Mass Fidelity Gets to The Core

Amid the aisles and aisles of home automation systems and wholehouse audio/video equipment at CEDIA 2014 is a tiny booth manned by Canadian startup Mass Fidelity. The focal point is a battery-powered Bluetooth speaker that delivers surprisingly robust and spacious sound from a box that can sit in the palm of your hand. It’s called The Core and it is most definitely not your everyday Bluetooth speaker.

How does it produce big sound from a 6 x 6 x 4-inch enclosure? Unlike conventional stereo that relies on the listener’s position and psychoacoustics, the company uses an audio rendering technique called Wave Field Synthesis (WFS) to produce an image that remains stable as you move around it. The system’s tiny digital amplifiers deliver 120 watts to four mid/high-frequency drivers and a mini subwoofer in the base of the speaker. Battery run time is rated at 12 hours.

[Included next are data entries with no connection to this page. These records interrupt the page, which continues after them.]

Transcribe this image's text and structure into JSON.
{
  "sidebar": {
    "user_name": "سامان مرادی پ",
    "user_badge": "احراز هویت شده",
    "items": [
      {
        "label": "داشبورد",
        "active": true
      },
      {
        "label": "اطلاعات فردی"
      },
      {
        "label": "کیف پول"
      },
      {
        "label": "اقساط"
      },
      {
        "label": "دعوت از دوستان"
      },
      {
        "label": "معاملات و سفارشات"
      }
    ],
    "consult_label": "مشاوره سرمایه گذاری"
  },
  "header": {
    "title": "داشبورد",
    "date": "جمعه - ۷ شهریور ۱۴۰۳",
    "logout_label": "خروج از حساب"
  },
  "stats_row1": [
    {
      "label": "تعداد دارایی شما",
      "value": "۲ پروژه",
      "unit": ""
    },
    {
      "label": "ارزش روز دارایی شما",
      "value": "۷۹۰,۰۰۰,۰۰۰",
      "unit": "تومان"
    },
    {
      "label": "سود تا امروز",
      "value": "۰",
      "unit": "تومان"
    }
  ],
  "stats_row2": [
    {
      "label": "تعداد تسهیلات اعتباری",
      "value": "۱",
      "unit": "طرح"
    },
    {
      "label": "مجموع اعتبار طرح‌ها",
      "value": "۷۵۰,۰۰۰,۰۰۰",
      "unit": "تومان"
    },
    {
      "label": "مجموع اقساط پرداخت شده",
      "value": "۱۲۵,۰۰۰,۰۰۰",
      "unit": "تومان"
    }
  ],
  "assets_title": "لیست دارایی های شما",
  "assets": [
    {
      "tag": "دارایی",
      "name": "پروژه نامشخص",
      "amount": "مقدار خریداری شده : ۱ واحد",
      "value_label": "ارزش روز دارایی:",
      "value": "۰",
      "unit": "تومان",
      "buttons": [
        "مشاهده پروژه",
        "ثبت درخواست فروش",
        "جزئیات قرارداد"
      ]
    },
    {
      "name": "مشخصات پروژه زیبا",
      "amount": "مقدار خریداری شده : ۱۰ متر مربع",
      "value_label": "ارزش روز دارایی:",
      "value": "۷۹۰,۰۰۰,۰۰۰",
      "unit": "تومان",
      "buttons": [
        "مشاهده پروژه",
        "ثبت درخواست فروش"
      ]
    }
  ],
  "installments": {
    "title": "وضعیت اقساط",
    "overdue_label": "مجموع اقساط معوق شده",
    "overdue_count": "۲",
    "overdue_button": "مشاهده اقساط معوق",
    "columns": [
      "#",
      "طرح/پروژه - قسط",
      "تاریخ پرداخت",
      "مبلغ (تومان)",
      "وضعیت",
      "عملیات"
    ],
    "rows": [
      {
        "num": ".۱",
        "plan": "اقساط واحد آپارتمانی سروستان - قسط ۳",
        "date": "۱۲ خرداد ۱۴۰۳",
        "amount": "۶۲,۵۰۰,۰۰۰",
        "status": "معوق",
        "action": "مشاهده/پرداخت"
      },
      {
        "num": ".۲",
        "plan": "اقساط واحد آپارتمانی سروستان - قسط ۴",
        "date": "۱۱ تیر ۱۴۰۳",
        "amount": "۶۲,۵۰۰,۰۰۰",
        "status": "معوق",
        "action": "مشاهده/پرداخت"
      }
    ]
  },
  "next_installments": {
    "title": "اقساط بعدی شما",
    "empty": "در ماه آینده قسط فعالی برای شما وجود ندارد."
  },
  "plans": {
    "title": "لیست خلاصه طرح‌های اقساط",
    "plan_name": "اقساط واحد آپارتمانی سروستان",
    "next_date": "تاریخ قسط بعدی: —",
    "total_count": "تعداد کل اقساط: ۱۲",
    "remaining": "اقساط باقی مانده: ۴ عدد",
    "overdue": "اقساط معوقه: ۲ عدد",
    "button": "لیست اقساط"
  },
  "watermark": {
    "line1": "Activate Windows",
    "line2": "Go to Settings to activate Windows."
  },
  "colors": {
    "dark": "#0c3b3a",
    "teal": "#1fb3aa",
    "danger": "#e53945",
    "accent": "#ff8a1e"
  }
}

The Core supports aptX decoding and has optical, USB, and analog minijack inputs. It can also create its own adaptive 5-GHz wireless network, which makes it possible to link up to nine Cores together; each speaker can also play individually from a local source.

In case you’re wondering, all this technology doesn’t come cheap—The Core will sell for $599 when it becomes available in December.